“Perhaps you should go to the Acharya,” his Minister suggested. Acharya was the King’s older brother. He had abdicated the throne to find the answer to the question that had a stranglehold on the human mind since time. Was there a God? Was there a meaning to life? Was there a soul? The King had nothing but disdain for his brother and had made no effort to hide it. What kind of a man would give the throne up for the life of an ascetic? Only a coward would do that, someone who could not deal with the pressures of ruling a kingdom.
Now, after all the years that had gone by, was he supposed to go to a coward to seek a way out of his unhappiness? He hated to seek the Acharya’s help and yet he could not see another way. There was only one way to get rid of his want wit sadness and restlessness, it was to seek the help of someone who had gained control over it.
The Acharya could see the dust storm of the King’s cavalcade. He was surprised to see his younger Brother coming his way. He never did. He had no idea what he could want from him.
He sat on his perch under the Banyan tree and watched his Brother alight from the palanquin and head towards him. Horsemen and foot soldiers stood a distance behind. So much fanfare just to travel to a mere ascetic in the forest, the thought made the Acharya smile inwardly.
“What brings the great King to me?” the Acharya asked with a smile.
“I need something that you have,” the King had not learned to ask; he only knew how to demand. “Me? I have something that you want? I would really like to hear what that is,” the Acharya wouldn’t let his peace be destroyed by lowly insolence.
“I have everything and yet I am sad, restless, I am not at peace and you own nothing and yet you have peace, you are not sad, teach me to get rid of this gloom and misery.”
The Acharya smiled, finally understanding why his Brother was there to see him. “Why don’t you send your men away and stay in my little thatched home for a few days and perhaps I could teach you what you desire?”
The King looked at the pathetic little straw hut. It was an excuse for a home but he had little choice in the matter. He nodded his assent.
“Do you know of Aryabhatta?” the Acharya asked of the King.
“He discovered the zero,” the King shot back.
“Well not exactly discovered, you can’t discover a zero but yes he invented it. So here is what I want you to do. I want you to pretend that you and me are here before Aryabhatta invented the zero. And your job is to count all the dried leaves in the yard but without using the zero or any symbol that can signify a zero. You understand?”
The King looked at the Acharya quizzically. “How is that supposed to give me what I want?”
“You have to listen to me if you want what I have,” the Acharya reasserted. The King sighed and went into the yard.

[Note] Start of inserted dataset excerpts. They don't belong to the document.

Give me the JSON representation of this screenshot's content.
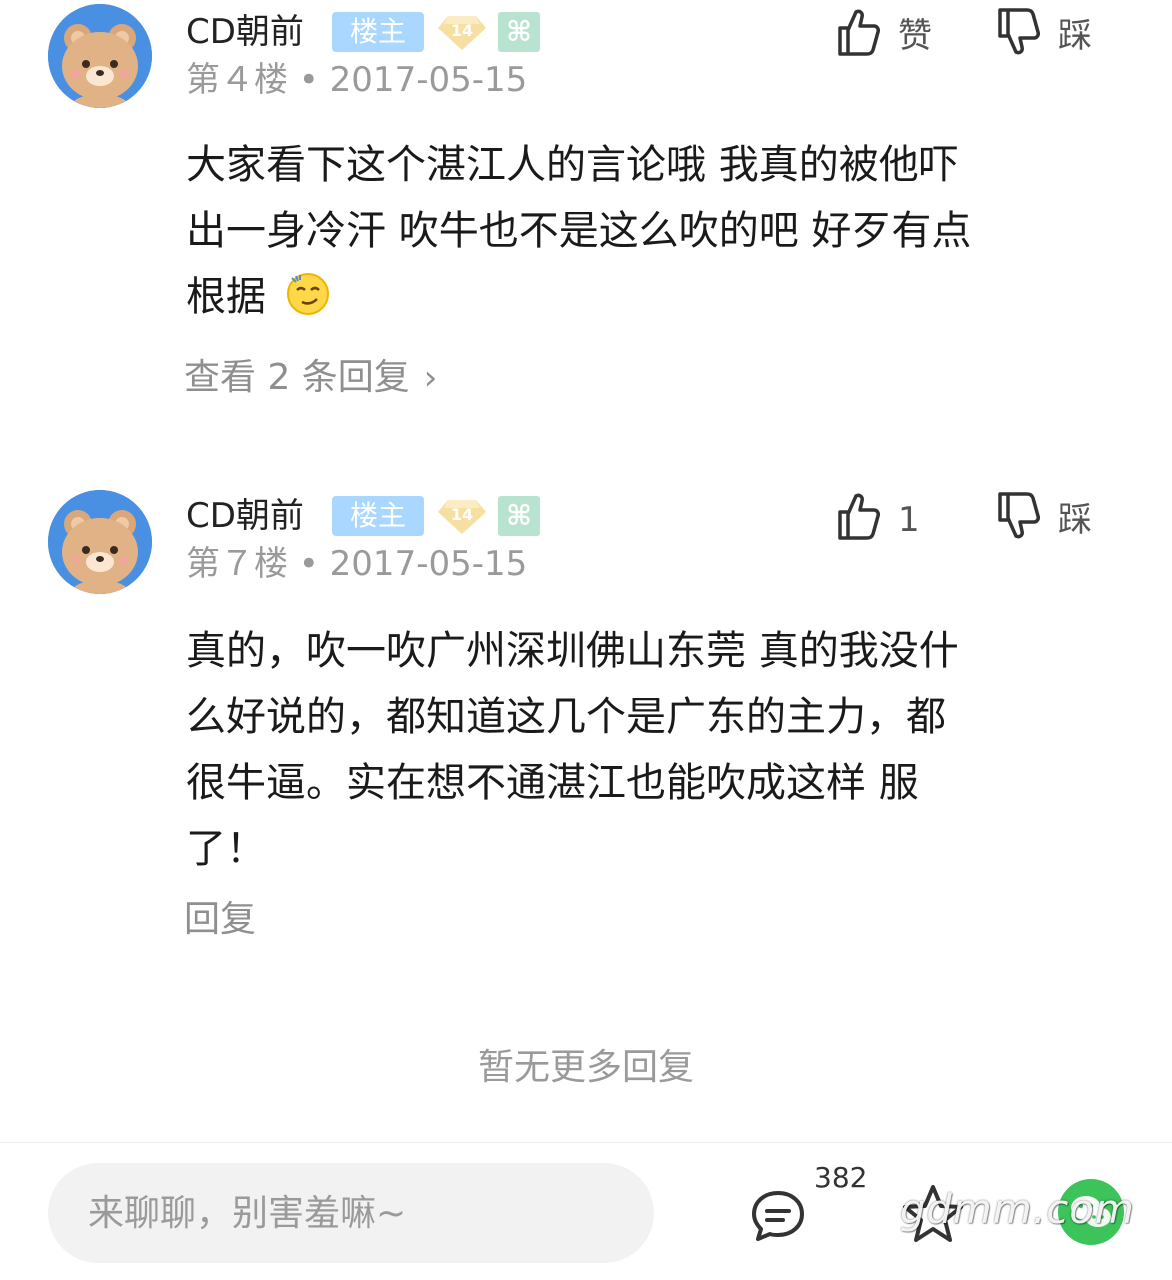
{
  "posts": [
    {
      "author": "CD朝前",
      "host_tag": "楼主",
      "level": "14",
      "floor_date": "第４楼 • 2017-05-15",
      "like_label": "赞",
      "dislike_label": "踩",
      "content_lines": [
        "大家看下这个湛江人的言论哦 我真的被他吓",
        "出一身冷汗 吹牛也不是这么吹的吧 好歹有点",
        "根据"
      ],
      "replies_link": "查看 2 条回复"
    },
    {
      "author": "CD朝前",
      "host_tag": "楼主",
      "level": "14",
      "floor_date": "第７楼 • 2017-05-15",
      "like_label": "1",
      "dislike_label": "踩",
      "content_lines": [
        "真的，吹一吹广州深圳佛山东莞 真的我没什",
        "么好说的，都知道这几个是广东的主力，都",
        "很牛逼。实在想不通湛江也能吹成这样 服",
        "了！"
      ],
      "reply_link": "回复"
    }
  ],
  "no_more_text": "暂无更多回复",
  "bottom_bar": {
    "input_placeholder": "来聊聊，别害羞嘛~",
    "comment_count": "382",
    "watermark": "gdmm.com"
  },
  "colors": {
    "host_tag_bg": "#a9d7ff",
    "level_badge": "#f6dfa0",
    "badge2_bg": "#b9e3d1",
    "avatar_bg": "#4a90e2",
    "wechat_green": "#3cc35a"
  },
  "icons": [
    "avatar-bear-icon",
    "level-diamond-icon",
    "thumbs-up-icon",
    "thumbs-down-icon",
    "smirk-emoji-icon",
    "chevron-right-icon",
    "comment-icon",
    "star-icon",
    "wechat-icon"
  ]
}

He began to collect the leaves and then as he reached the number nine he realized that he couldn’t use a zero to make a ten and nor could he use anything that could signify a zero, which meant that he needed to create a new number. So he created a number for ten, but then eleven could not exist because eleven was one plus a unit of ten that now did not exist, so he had to create a number for eleven. He looked at the yard and saw the amount of leaves strewn around and it came to him very quickly that in front of him lay the yeoman task of creating so many new numbers.
It was a slow painful job and by the time he had reached a hundred he had ended up making ninety-one unique numbers and it was driving him mad. He gave up! He went to his older Brother and told him that it just wasn’t working. This was an impossible feat to achieve. The Acharya smiled and asked him to sit down next to him.
“Do you know little Brother, this was exactly the problem that people had before Aryabhatta invented the Zero? And yet tell me what is Zero?”
The King thought for a moment. “Zero is Zero, it is nothing!”
“And yet without nothing you cannot count to large numbers. A lot of something needs nothing to have meaning. Without nothing there is only a lot of something that cannot be put together.”
The King looked stunned at his Brother, a realization slowly dawning on him. “You mean, I have a lot of something and no nothing and that is the reason why…”
“Yes, Brother. You need to have nothing and that nothing is to look beyond yourself. When you do things that would give you nothing, the something you have will mean something. Charity gives you nothing but try it, serving the sick will give you nothing but try it, building a temple will give you nothing but try it, helping the old will give you nothing but try it, bringing a smile to a child’s face will give you nothing but try it… try a lot of nothing and you will see how the something that you have will get a meaning that it does not today.”
The King was overwhelmed. He looked at his Brother, unable to speak for few long moments. Then he fell at his feet. “I know now how rich you are with your nothing!”